If thermoacoustic imaging proves as effective as more costly techniques, Patch hopes to image prostates while still inside the patient. The process would be similar to the current transrectal biopsy used now for diagnosing tumors.
“We are currently looking for surgeons in town to help us move to the next level. To drum up funds to build a prototype, we’ll need to have surgeons on board who will commit to sending patients to our system for thermoacoustic imaging at the time of biopsy,” Patch said.
Longer term, she hopes to image other abdominal organs, like the liver and pancreas.
Thermoacoustic imaging may do more than just detect cancer, however: It could also be an instrument for treating it.
Proton therapy is a method of cancer treatment in which doctors direct a beam of charged particles at a tumor. Unlike regular radiation treatments where x-rays enter the body and attenuate exponentially, particle beams deposit most of their energy at a certain point, known as the Bragg peak, and then die away almost completely. In principle, treatment can be localized on the tumor, leaving the healthy tissue beyond the Bragg peak untouched. Positioning errors, however, result in treating healthy tissue and under-treating the tumor.
Detecting thermoacoustic emissions from the Bragg peak is a new project for Patch and scientists working on the Lawrence Berkeley National Lab’s (LBNL) 88-inch cyclotron, which accelerates protons to approximately one-third the speed of light. This summer, Patch went back to Berkeley to test her newest ultrasound equipment with an upgraded cyclotron.

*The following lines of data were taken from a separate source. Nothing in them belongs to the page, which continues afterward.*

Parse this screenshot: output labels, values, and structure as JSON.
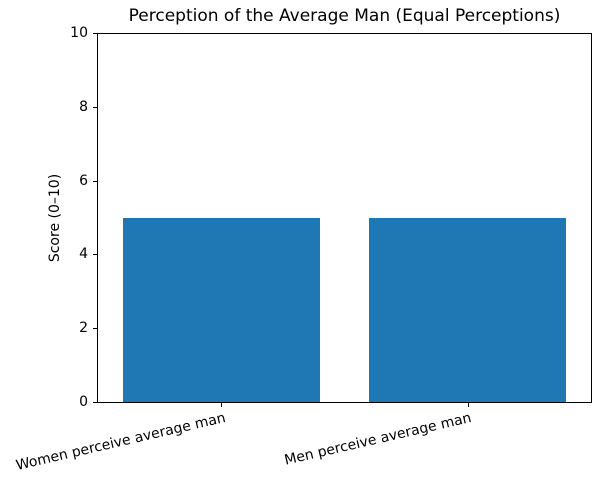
{
  "chart_data": {
    "type": "bar",
    "title": "Perception of the Average Man (Equal Perceptions)",
    "categories": [
      "Women perceive average man",
      "Men perceive average man"
    ],
    "values": [
      5,
      5
    ],
    "xlabel": "",
    "ylabel": "Score (0–10)",
    "ylim": [
      0,
      10
    ],
    "yticks": [
      0,
      2,
      4,
      6,
      8,
      10
    ],
    "bar_color": "#1f77b4",
    "grid": false,
    "legend_position": "none",
    "bar_width_fraction": 0.8
  }
}
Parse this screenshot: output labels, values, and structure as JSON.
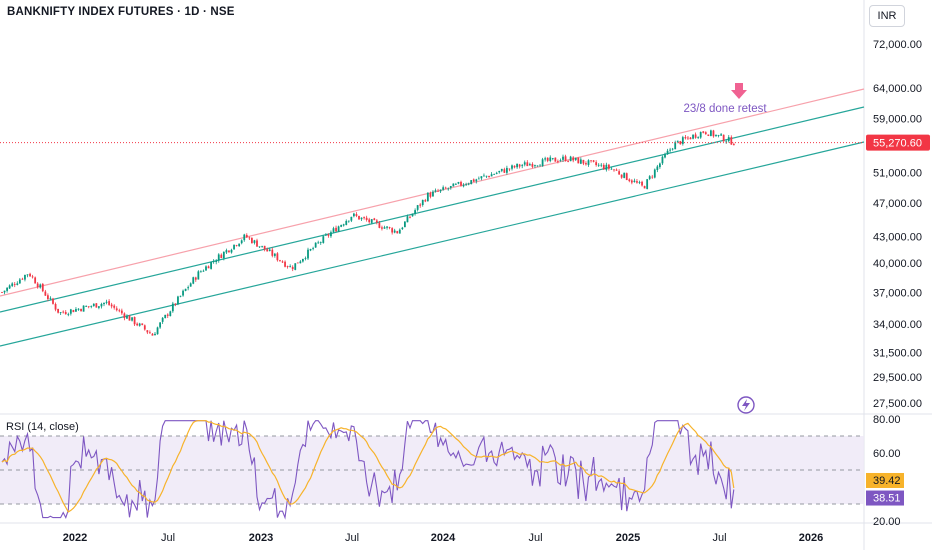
{
  "header": {
    "symbol_title": "BANKNIFTY INDEX FUTURES · 1D · NSE",
    "currency_button": "INR"
  },
  "annotation": {
    "text": "23/8 done retest"
  },
  "colors": {
    "up": "#089981",
    "down": "#f23645",
    "resistance_line": "#f7a1ab",
    "channel_line": "#26a69a",
    "price_label": "#f23645",
    "rsi_line": "#7e57c2",
    "rsi_ma": "#f7b32b",
    "rsi_band": "#ede7f6"
  },
  "icons": {
    "arrow": "arrow-down-icon",
    "lightning": "lightning-icon"
  },
  "chart_data": [
    {
      "type": "candlestick",
      "title": "BANKNIFTY INDEX FUTURES · 1D · NSE",
      "y_axis_labels": [
        "72,000.00",
        "64,000.00",
        "59,000.00",
        "51,000.00",
        "47,000.00",
        "43,000.00",
        "40,000.00",
        "37,000.00",
        "34,000.00",
        "31,500.00",
        "29,500.00",
        "27,500.00"
      ],
      "y_scale": "log",
      "last_price_label": "55,270.60",
      "last_price": 55270.6,
      "x_tick_labels": [
        "2022",
        "Jul",
        "2023",
        "Jul",
        "2024",
        "Jul",
        "2025",
        "Jul",
        "2026"
      ],
      "approx_closes": [
        {
          "date": "2021-07",
          "close": 35500
        },
        {
          "date": "2021-10",
          "close": 39000
        },
        {
          "date": "2021-12",
          "close": 35000
        },
        {
          "date": "2022-03",
          "close": 36000
        },
        {
          "date": "2022-06",
          "close": 33000
        },
        {
          "date": "2022-09",
          "close": 39000
        },
        {
          "date": "2022-12",
          "close": 43000
        },
        {
          "date": "2023-03",
          "close": 39500
        },
        {
          "date": "2023-07",
          "close": 45500
        },
        {
          "date": "2023-10",
          "close": 43500
        },
        {
          "date": "2023-12",
          "close": 48000
        },
        {
          "date": "2024-06",
          "close": 52000
        },
        {
          "date": "2024-09",
          "close": 53000
        },
        {
          "date": "2024-12",
          "close": 51500
        },
        {
          "date": "2025-02",
          "close": 49000
        },
        {
          "date": "2025-04",
          "close": 55000
        },
        {
          "date": "2025-06",
          "close": 57000
        },
        {
          "date": "2025-08",
          "close": 55270.6
        }
      ]
    },
    {
      "type": "line",
      "title": "RSI (14, close)",
      "y_axis_labels": [
        "80.00",
        "60.00",
        "20.00"
      ],
      "band": [
        30,
        70
      ],
      "series": [
        {
          "name": "RSI",
          "last_value_label": "38.51",
          "last_value": 38.51
        },
        {
          "name": "RSI MA",
          "last_value_label": "39.42",
          "last_value": 39.42
        }
      ]
    }
  ]
}
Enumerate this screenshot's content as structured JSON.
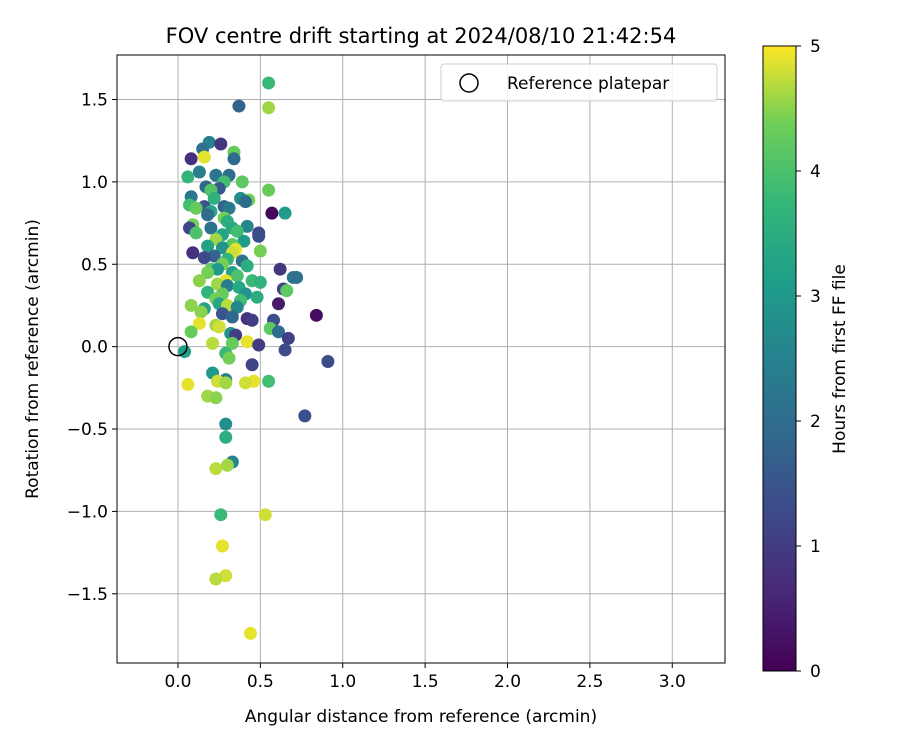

“LBNL donated a day’s worth of time of on the cyclotron. We did some experiments and it worked better than I thought it would,” Patch said. LBNL also provided staff support, including technicians who modified electronics, one scientist coaxed out of retirement, and operators who controlled the beam.
Their experiment involved pulsing a proton beam at a “phantom,” a model of human tissue that can be used for ultrasound. They designed a phantom with a cavity that mimicked a portion of the intestine, because gas pockets wreak havoc with treatment plans. Scientists George Noid and Allen Li at MCW took CT scans of the phantom, from which Patch could estimate the Bragg peak locations when the cavity was empty and filled with olive oil.
“The beam could penetrate 2 centimeters in the oil, but when the cavity is empty, the beam flies right through and doesn’t slow until it enters phantom material. With my ultrasound transducers, we can see that difference pretty accurately,” Patch said.
Patch warns that her initial results are preliminary. However, if she and collaborators continue to obtain positive results, Patch thinks thermoacoustics may improve the accuracy of proton therapy.